This has happened with me recently, again. This time, the price of catching the ship was much higher.
I have been researching into and wanting to invest in Chemcrux. I had created a screener to find microcap stocks and look for favorable business conditions like growing earnings, improving return ratios, undervaluation etc. Among the 50-60 stocks which passed this filter, only 1 seemed reasonable enough to invest in: Chemcrux. stock price: Rs 132 (P/E of 7).
What makes investment in chemcrux difficult is that it is a BSE SME company. Meaning that minimum lot size is 2000 shares. The minimum amount I could invest would be Rs 2,60,000. This would make it my largest holding by far. There is no way I can average up (or down) anytime before one more year because I do not trust my investment skills enough to invest more than a certain percentage of my net worth directly into stocks.
I generally work a 10pm-6pm job and hence cannot do much investing research in the week. Most of it happens on weekends. I read through chemcrux valuepickr threads, last 4 years AR, company website, did a bunch of independent research on their products. By the time i Build conviction about investing into Chemcrux and check the stock price again, it is 181 rupees. Minimum investment amount is Rs 3,60,000 rupees. Most observers might conclude that the ship has sailed. But my investment thesis into chemcrux was not hanging by a thread and dependent upon me entering it at 130 rupees dot. As per my calculations and as per my investment thesis and taking into account the capex already done for capacity expansion, revenues and profits would grow 3x and 4x respectively over next 3-5 years. When the company becomes larger and migrates to the mainboard of BSE, then it would be able to get a fairer valuation of say 15-20 PE (many specialty chemical makers even get a P/E of 30). I would not leave a 7x-8x market cap opportunity because the stock price increased 37%! Yes my future expected profits (basis for investment thesis) might reduce from 6x to 4x but imo this is not a good reason for not making an investment.
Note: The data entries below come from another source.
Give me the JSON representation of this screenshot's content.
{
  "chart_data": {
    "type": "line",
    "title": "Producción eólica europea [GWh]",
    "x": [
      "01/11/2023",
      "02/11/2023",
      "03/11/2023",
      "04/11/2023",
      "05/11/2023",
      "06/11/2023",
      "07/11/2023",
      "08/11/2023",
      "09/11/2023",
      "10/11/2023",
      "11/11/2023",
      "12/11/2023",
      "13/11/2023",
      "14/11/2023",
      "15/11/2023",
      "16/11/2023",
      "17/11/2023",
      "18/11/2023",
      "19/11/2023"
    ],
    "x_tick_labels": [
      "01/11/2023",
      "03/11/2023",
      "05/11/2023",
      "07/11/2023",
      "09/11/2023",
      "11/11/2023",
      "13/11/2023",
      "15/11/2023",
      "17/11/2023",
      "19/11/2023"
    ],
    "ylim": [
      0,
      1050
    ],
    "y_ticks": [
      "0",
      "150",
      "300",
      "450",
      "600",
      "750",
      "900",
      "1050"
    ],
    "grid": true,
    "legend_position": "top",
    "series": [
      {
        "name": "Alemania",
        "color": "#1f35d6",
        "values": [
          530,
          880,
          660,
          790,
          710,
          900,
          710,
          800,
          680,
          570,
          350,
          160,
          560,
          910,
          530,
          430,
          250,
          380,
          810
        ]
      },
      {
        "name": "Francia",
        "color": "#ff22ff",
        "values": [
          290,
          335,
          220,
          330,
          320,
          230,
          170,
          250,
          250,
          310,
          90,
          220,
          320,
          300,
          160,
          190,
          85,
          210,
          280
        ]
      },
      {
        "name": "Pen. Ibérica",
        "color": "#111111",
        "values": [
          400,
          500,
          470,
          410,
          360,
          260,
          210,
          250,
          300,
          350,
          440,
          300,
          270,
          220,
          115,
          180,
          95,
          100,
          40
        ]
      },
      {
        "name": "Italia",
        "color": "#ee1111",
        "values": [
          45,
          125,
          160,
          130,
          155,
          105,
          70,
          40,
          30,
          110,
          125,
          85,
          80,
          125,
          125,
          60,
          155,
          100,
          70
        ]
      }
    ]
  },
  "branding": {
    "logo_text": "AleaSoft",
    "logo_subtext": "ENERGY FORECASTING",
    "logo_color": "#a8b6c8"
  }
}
If you like the company, if you like the management, if you like the industry, if you like the valuation then you enter the stock. yes, relatively speaking, a P/E of 9 is higher than 7, but i believe both are much lower than the company deserves.
As always, only time will tell whether my reasoning is sound, or delusional. I’ll either make decent money, or ill gather vast amounts of experience on how not to think. Either way, I’m not complaining.